The U.S. Mega Millions lottery matched a winning ticket for a whopping $1.537 billion jackpot on Oct. 23, but has still failed to come forward to collect the prize.

The winner is from South Carolina and had an odds of 1 in 302.5 million of winning, drawing numbers 5, 28, 62, 65, 70 and the Mega Ball 5 to beat the odds.

The jackpot is one of the largest prizes in history, barely missing the record jackpot of $1.586 billion, according to Reuters.
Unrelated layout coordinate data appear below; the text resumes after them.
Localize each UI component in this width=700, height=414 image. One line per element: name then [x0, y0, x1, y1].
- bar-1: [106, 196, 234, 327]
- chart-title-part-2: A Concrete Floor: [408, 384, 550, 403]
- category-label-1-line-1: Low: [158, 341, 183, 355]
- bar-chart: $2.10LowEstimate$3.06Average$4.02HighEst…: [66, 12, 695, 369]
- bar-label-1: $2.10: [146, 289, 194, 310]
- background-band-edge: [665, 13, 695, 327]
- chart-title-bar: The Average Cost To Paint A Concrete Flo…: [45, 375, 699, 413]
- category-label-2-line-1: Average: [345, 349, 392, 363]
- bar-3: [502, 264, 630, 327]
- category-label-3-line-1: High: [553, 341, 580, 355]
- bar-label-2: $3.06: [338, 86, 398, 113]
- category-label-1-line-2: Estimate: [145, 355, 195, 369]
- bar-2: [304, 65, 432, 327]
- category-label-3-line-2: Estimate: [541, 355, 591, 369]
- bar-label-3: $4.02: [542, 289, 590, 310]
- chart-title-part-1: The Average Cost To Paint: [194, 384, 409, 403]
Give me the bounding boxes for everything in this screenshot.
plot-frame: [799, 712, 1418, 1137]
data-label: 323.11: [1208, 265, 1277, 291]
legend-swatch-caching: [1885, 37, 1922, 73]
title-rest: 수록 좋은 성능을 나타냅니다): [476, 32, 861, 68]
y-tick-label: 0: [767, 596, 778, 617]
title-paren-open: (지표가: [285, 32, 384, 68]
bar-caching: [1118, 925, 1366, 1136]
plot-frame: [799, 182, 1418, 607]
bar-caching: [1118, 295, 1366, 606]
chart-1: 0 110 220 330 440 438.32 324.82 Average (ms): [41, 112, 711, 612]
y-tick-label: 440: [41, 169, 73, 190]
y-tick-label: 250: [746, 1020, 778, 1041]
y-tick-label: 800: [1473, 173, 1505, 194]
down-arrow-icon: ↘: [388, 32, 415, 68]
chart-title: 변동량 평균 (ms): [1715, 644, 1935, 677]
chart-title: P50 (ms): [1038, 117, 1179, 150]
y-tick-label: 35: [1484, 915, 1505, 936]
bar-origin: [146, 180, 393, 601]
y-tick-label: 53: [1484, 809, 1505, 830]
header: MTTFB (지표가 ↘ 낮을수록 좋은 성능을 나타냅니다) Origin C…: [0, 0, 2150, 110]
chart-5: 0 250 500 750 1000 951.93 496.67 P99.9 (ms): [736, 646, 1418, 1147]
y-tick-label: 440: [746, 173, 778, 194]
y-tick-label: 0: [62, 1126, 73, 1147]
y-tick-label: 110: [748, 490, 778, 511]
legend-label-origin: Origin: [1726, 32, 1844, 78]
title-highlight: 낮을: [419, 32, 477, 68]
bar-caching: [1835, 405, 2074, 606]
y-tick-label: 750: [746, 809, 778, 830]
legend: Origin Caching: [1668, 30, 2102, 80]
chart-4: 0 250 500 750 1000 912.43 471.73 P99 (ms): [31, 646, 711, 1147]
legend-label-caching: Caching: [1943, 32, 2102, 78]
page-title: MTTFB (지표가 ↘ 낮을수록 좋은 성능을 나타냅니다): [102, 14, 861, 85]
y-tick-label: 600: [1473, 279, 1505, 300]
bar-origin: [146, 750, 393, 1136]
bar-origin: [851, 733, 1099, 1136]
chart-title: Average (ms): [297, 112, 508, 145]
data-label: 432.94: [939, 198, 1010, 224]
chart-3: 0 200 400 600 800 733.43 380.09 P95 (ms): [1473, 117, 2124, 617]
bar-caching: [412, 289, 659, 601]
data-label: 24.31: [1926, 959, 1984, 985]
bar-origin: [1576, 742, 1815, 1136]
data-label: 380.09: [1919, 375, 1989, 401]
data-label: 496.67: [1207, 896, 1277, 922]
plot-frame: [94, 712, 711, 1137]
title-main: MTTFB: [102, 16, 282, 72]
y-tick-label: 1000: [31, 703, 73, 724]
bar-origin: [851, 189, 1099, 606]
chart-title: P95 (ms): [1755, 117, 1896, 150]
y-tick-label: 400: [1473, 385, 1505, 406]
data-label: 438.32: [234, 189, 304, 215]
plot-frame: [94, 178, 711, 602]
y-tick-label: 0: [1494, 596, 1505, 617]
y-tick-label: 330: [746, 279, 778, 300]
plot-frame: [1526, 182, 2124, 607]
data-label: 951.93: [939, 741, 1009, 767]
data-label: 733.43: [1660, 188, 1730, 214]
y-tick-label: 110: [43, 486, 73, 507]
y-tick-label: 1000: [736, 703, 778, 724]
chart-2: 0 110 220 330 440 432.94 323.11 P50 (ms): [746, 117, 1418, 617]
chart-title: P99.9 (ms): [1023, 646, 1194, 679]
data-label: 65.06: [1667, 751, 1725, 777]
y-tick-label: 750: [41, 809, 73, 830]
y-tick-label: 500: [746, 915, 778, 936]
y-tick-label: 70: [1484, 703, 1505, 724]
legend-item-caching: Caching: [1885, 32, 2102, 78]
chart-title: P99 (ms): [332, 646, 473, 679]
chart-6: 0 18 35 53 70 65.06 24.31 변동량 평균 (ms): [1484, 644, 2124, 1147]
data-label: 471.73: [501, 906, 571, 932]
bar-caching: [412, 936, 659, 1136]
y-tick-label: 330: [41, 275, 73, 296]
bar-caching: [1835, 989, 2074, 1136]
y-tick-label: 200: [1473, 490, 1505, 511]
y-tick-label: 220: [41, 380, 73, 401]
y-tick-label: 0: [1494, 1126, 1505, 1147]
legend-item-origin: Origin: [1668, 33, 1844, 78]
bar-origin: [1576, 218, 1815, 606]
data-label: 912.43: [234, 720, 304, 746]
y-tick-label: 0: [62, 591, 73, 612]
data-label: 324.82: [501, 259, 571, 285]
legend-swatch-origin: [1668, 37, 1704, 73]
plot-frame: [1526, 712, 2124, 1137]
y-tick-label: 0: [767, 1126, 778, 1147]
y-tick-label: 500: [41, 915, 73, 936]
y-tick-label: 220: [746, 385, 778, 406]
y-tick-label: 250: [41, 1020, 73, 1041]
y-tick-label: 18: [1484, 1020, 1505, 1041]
That record was set by the Powerball drawing in January 2016.

A man buys tickets for Tuesday’s Mega Millions lottery drawing after the jackpot exceeded $1.6 billion in New York City, New York, U.S., October 23, 2018. REUTERS/Mike Segar

South Carolina does allow lottery winners to remain anonymous in order to preserve their privacy after winning such an enormous prize. Authorities will still need to be able to confirm the winner’s identity, however, and confirm after lengthy investigation that the identity is sound, according to lottery Chief Operating Officer Tony Cooper, Fox News reported. (RELATED: California Lottery Officials’ Drunken Party Leads To Investigation)

The winner must come forward or be identified before April 21, 2019, in order to receive the cash prize.

The winner can elect to accept the $1.537 billion to be paid in increments over 29 years or to accept an immediate payment of $877.8 million, according to Reuters.

Signs display the jackpots for Tuesday’s Mega Millions and Wednesday’s Powerball lottery drawings in New York City, U.S., October 22, 2018. REUTERS/Brendan McDermid

The Mega Millions jackpot record was $656 million prior to the Oct. 23 drawing.

The jackpot failed to beat the 2016 Powerball record jackpot where three winners split the pot. If the anonymous winner collects the money, however, it will be the greatest individual crash prize in Mega Millions history.